Some students undertake paid work to demonstrate independence from their parents, but the Bradley review found that many students who qualified for youth allowance in this way came from better-off families. More than one in every three students came from families who earned an income of more than $100,000, almost one in five came from families earning more than $150,000, and one in every 10 students came from families earning more than $200,000. The Youth Allowance was designed to help less well-off families give their kids a decent education, not help those who can well afford to send their children to university. The government’s tough decision to tighten the workforce participation criteria for independence means that more support will go to students who need it most, including many from rural and regional Australia.

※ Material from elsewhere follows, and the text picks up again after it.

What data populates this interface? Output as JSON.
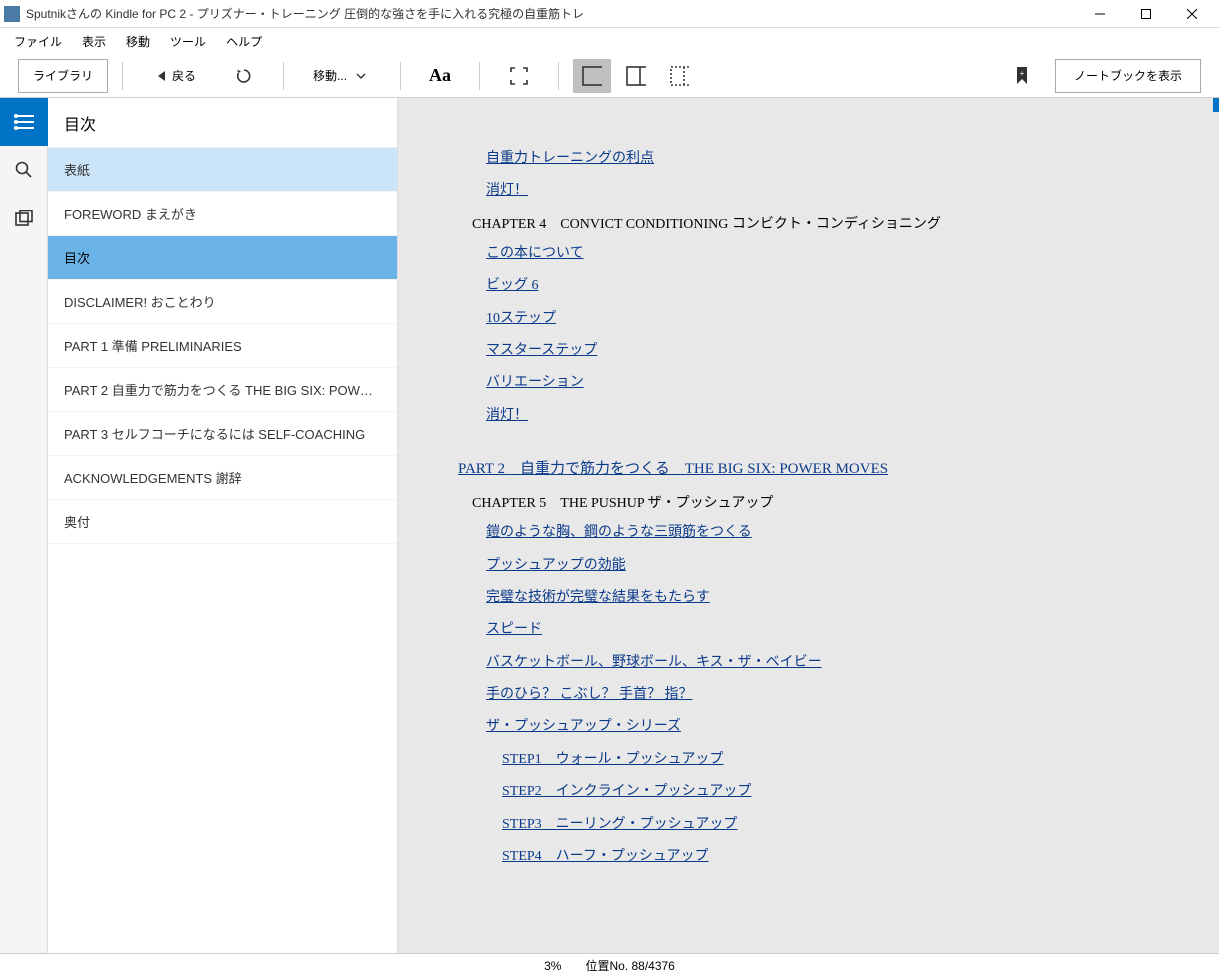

All central Victorians have welcomed the $32 a week increase in the single age pension and $10 a week increase for couples that was announced in the budget. This is great news for older Australians, many of whom are finding it hard to make ends meet in the current economic climate. In December last year, the Rudd government made lump sum payments of $1,400 to each single pensioner and $2,100 to each couple, payments that did their bit to support retailers, as I mentioned earlier. I estimate around 17,000 central Victorians will benefit from the increase to the age pensions, and this will inject an additional $15 million into the local economy. Of course, this pension increase is just one step Labor has taken to reduce the impact of the global economic crisis on pensioners’ budgets.

The Rudd government’s other initiatives to help older Australians include reviewing the value of investments following the recent dramatic falls in share markets, twice lowering the deeming rate to take account of lower investment yields and tax bonuses of up to $900 for self-funded retirees who paid tax on their investment income last year. As you can see, the Rudd government is not neglecting regional Australia and it has certainly not been neglecting central Victoria, with $145 million invested in the region in its first 18 months of government.

So how would that compare with the coalition’s record when they were in government? Their record has to be the very definition of neglect. With the exception of the Calder Highway duplication, which they had to be dragged kicking and screaming into funding, in almost 12 years of coalition government we saw only a tiny fraction of investment in my electorate compared to the Rudd Labor government’s massive boost, which is designed to cushion the impact of the financial crisis we inherited. While the Liberals and Nationals were pork-barrelling unviable projects in their own electorates under their discredited Regional Partnerships program, the infrastructure of central Victoria was left to crumble and decay. Of course, the story was the same under the coalition state government of Jeff Kennett: schools were closed, hospitals were shut, rail services were terminated and road improvements and maintenance were neglected. It has taken Labor governments in Melbourne and Canberra to start to restore the infrastructure of regional Victoria, and this year’s Commonwealth budget is Labor’s latest commitment to the regions. Central Victoria will enjoy a major uplift in its schools, health care services, transport infrastructure and community facilities from the Rudd government’s latest budget. I congratulate the Treasurer on bringing down a budget that is appropriate for the economic circumstances that we face as a nation and I commend the budget to the House.